Maybe. The economics work out better than for game streaming. When I looked in to game streaming it ended up being cheaper to buy over the long term. Though games tend to use 100% of the hardware for hours, and they tend to all be used at the same hours of the day and have to be hyper local for latency reasons. Something LLMs don’t have issues with.

Things can get both more expensive and cheaper at scale, hence the term.

For example (and relevant to AI) I can generate electricity on my roof at $0.20-25/kWh, batteries included. In California the electric utility can’t offer it cheaper than $0.30-0.50/kWh. Therefore at scale, electricity is actually more expensive.

There are many such examples.

Apples and Oranges. The utility uses a weird conflated fee that combines the price of the electricity and the price of connecting your house to the grid. If they split it up your marginal price per kWh would be much less.

Yeah, I think the fallacy here is the conflation of scale and centralization.

Right now, there is way more scale in centralized AI than there is at the edge. But that could flip. I'd still probably put the probability that it will under 50%. But I'd also put it above zero!

Setting aside that very little about economics rises to the level of "facts of nature" like physics...

What makes you so certain that economies of scale won't work the opposite way you imagine?
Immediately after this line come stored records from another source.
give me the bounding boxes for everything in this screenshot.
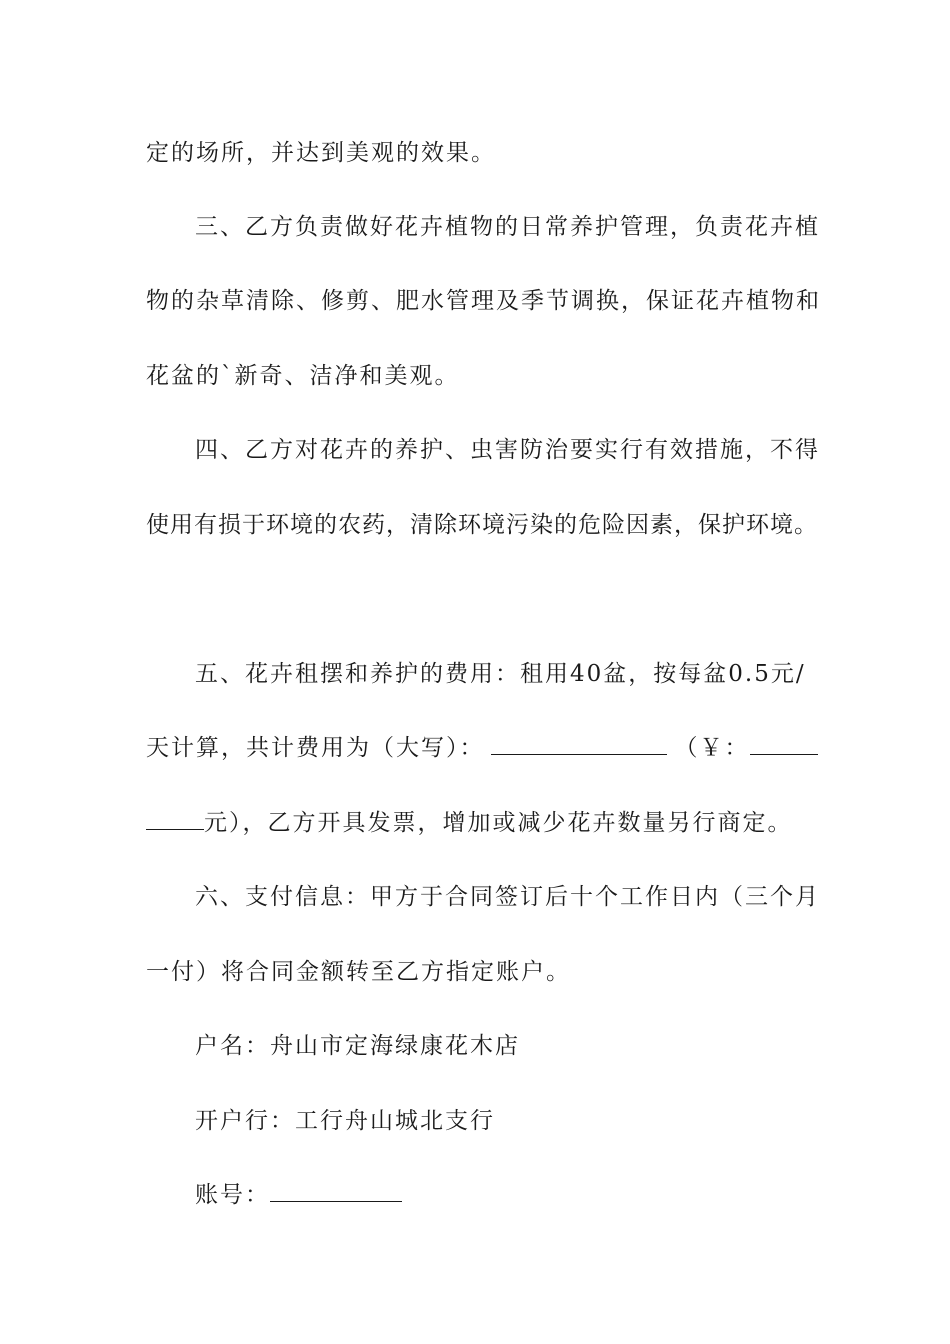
line-text: 户名：舟山市定海绿康花木店 xyxy=(195,1033,520,1059)
line-text: 定的场所，并达到美观的效果。 xyxy=(146,140,496,166)
line-text: 六、支付信息：甲方于合同签订后十个工作日内（三个月 xyxy=(195,884,820,910)
paragraph-line xyxy=(146,361,460,391)
paragraph-line xyxy=(195,435,820,465)
bank-line xyxy=(195,1106,495,1136)
account-number-blank xyxy=(270,1181,402,1202)
line-text: 账号： xyxy=(195,1182,270,1208)
line-text: 使用有损于环境的农药，清除环境污染的危险因素，保护环境。 xyxy=(146,512,818,538)
paragraph-line xyxy=(146,286,821,316)
line-text: 四、乙方对花卉的养护、虫害防治要实行有效措施，不得 xyxy=(195,437,820,463)
amount-words-blank xyxy=(491,734,667,755)
line-text: 开户行：工行舟山城北支行 xyxy=(195,1108,495,1134)
paragraph-line xyxy=(146,510,818,540)
line-text: 元），乙方开具发票，增加或减少花卉数量另行商定。 xyxy=(204,810,793,836)
paragraph-line xyxy=(146,733,818,763)
line-text: 物的杂草清除、修剪、肥水管理及季节调换，保证花卉植物和 xyxy=(146,288,821,314)
line-text: 五、花卉租摆和养护的费用：租用40盆，按每盆0.5元/ xyxy=(195,661,806,687)
line-text: 花盆的`新奇、洁净和美观。 xyxy=(146,363,460,389)
paragraph-line xyxy=(146,808,793,838)
amount-number-blank-end xyxy=(146,809,204,830)
account-number-line xyxy=(195,1180,402,1210)
line-text: 三、乙方负责做好花卉植物的日常养护管理，负责花卉植 xyxy=(195,214,820,240)
paragraph-line xyxy=(195,659,806,689)
paragraph-line xyxy=(195,212,820,242)
account-name-line xyxy=(195,1031,520,1061)
paragraph-line xyxy=(195,882,820,912)
paragraph-line xyxy=(146,957,571,987)
line-text: （￥： xyxy=(674,735,750,761)
line-text: 天计算，共计费用为（大写）： xyxy=(146,735,485,761)
amount-number-blank-start xyxy=(750,734,818,755)
line-text: 一付）将合同金额转至乙方指定账户。 xyxy=(146,959,571,985)
paragraph-line xyxy=(146,138,496,168)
E.g., if model improvement tapers off, but RAM costs decline (hard to believe atm, but historically likely), then eventually everyone will be able to run SOTA models on their personal hardware.
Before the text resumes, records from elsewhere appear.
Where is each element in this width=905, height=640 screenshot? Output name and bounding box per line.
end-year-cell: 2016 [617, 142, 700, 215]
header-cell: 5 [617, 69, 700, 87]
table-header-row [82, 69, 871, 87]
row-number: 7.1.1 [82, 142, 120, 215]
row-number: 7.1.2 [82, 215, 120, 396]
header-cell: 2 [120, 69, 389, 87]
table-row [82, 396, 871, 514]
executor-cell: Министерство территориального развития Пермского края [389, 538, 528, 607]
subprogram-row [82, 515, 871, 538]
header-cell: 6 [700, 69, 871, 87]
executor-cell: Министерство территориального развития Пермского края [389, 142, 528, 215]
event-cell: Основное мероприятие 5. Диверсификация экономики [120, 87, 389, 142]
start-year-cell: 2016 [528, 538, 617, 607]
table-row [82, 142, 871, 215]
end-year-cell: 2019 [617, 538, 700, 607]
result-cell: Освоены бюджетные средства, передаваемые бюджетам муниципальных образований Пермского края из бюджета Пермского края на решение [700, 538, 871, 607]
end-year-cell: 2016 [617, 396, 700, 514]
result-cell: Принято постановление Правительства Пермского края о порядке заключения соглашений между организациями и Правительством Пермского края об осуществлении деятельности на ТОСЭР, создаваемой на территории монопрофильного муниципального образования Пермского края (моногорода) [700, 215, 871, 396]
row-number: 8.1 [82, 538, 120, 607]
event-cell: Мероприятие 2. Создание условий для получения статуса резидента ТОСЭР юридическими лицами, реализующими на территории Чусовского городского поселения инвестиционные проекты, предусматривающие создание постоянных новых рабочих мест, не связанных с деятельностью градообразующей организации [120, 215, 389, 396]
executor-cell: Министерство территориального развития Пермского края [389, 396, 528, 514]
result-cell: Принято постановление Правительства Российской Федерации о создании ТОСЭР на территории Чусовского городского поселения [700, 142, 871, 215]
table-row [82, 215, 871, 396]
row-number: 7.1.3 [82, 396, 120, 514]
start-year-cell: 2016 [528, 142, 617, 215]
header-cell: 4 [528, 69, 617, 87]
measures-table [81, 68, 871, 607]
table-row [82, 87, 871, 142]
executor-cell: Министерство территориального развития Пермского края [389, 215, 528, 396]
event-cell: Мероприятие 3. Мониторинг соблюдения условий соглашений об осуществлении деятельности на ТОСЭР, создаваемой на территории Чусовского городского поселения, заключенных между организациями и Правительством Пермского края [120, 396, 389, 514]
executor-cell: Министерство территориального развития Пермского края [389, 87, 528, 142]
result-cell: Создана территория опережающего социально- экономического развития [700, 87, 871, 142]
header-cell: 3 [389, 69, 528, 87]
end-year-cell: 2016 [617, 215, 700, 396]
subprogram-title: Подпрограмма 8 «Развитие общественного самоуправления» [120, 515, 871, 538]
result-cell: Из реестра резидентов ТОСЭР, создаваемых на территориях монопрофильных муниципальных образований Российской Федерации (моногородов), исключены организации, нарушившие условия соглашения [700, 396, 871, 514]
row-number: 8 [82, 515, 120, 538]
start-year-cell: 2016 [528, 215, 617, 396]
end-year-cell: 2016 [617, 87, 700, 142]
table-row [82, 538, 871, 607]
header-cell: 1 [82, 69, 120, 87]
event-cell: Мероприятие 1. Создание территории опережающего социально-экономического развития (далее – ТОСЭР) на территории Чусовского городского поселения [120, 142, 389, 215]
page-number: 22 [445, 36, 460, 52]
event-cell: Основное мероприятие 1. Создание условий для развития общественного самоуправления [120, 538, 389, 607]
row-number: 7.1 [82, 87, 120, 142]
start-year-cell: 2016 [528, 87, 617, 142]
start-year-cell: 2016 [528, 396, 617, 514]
Heck, even if model sizes simply grow more slowly than RAM costs decrease, the same would happen.

... said the IBM executive to a young Bill Gates.

> Cloud models […] don't consume so much power/generate heat

I do realize the cloud is just someone else’s computer right? Power goes in, tokens and heat come out - just in another place

The cloud computers produce more tokens per watt. That said, if you have a computer at home running 24/7 for other reasons and you also can use it for some LLM work, why not.

Anything done local will likely come at higher cost and at scale with less energy efficiency and commodity, with less possibility to fine tune engineer deeply on wider horizon of issues.

That's never the point of keeping local alternatives though.

Right.

For me this dates all the way back to installing Slackware 1.0 (0.99pl12!) on an offline 486SX rather than just using the internet-connected workstations in the lab.

Here, I already had a Mac that was powerful enough to run a local LLM, so now I do, because I can.